Re: Demystifying the Politburo (was: Re: Arabic encoding model (alas, static!))

From: Gregg Reynolds (
Date: Sat Jul 09 2005 - 09:46:16 CDT

  • Next message: fantasai: "[CSS3 Text] New W3C Working Draft Released"

    Kenneth Whistler wrote:
    > Gregg said:
       This gets back
    >>to the design principles (and the interests that drive them) of Unicode,
    >>which work better for some languages than others.
    > for some... writing systems than others.

    Ok, now this is an interesting point. I should have said "written
    languages"; you contrasted "writing systems". What's the diff?

    When I first got into this stuff in earnest, in the late 90s, right
    about the time I earned my "Ranting Unicode Newbie" wings, I ended up
    with the notion that written languages are, well, languages in graphical
    form. I recall having found solid theoretical support for this, but
    naturally the argument escapes me at the moment.
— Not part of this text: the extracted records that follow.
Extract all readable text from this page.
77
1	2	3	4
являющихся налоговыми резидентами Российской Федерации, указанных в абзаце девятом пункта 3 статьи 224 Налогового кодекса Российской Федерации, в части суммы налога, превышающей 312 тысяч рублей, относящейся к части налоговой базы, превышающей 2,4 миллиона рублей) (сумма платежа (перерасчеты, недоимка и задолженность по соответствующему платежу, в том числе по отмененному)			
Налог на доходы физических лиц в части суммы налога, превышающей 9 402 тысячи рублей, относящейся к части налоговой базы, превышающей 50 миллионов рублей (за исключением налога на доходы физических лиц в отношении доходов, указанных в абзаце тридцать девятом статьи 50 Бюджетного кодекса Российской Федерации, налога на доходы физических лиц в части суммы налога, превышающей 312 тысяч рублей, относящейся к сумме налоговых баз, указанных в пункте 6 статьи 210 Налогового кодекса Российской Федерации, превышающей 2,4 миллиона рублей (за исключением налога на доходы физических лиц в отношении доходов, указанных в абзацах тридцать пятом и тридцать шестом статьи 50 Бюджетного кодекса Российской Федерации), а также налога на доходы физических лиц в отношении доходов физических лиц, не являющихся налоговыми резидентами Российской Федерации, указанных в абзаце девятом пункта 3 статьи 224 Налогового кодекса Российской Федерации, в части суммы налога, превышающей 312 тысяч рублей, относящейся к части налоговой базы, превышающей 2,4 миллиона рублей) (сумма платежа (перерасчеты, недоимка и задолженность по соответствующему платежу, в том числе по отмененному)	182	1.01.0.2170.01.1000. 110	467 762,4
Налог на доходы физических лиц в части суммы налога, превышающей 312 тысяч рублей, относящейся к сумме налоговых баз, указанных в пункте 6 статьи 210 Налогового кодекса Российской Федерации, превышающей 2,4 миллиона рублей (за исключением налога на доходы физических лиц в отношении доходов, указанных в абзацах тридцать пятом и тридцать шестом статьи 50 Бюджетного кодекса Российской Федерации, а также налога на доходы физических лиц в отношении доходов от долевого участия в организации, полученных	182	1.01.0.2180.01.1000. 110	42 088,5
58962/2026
    In any case, I like a "written language" because (to me at least) it
    implies that letterforms are part of a larger linguistic reality,
    related to the various levels of standard grammar, i.e. phonology,
    syntax. That's why I say Unicode works better for some written
    languages than others. To put it another way, different (spoken )
    language types have different semantic relations to their (written)
    graphical forms. From there we can go to different encoding
    philosophies. Unicode is one, based on a certain way of looking at
    things. Looking from a "written languages" perspective, one comes up
    with a different set of design principles. (Can you tell I'm struggling
    a bit to articulate just what the heck I have in mind?)

    In contrast, "writing system" captures a different set of ideas. It's
    the right term to use for Unicode, insofar as it does *not* imply
    anything about grammar, semantics, etc. To me Unicode looks like a kind
    of surface orthography, concerned only about the (abstract structure of)
    marks on the paper, not the linguistic structures represented by those
    marks. Hence "writing systems".

    In fact one could argue that letterforms are of secondary importance to
    written languages, just as digit forms are of secondary importants to
    mathematics. One could create a written English text using Arabic (or
    Korean etc) letterforms if one were so inclined (by which I *don't* mean
    transliteration); it would still be written English. Actually, the
    recent posting regarding the relation of Tamil grammar to letterforms
    captures the idea nicely.

    Which brings up the question of "what is a character, *really*?"

    Maybe "written languages use writing systems" is what I mean.

    Does that make any sense? (If any of you real linguists can pull the
    worms out of my head on this point please do. They're nice worms. If
    not, I'd appreciate help articulating this stuff cleanly. I think it
    might be helpful to newcomers.)
    > Furthermore, as much as it would be nice to have Arabic simply
    > be implemented consistently right-to-left, in any *practical*
    > implementation, you *must* deal with bidirectionality.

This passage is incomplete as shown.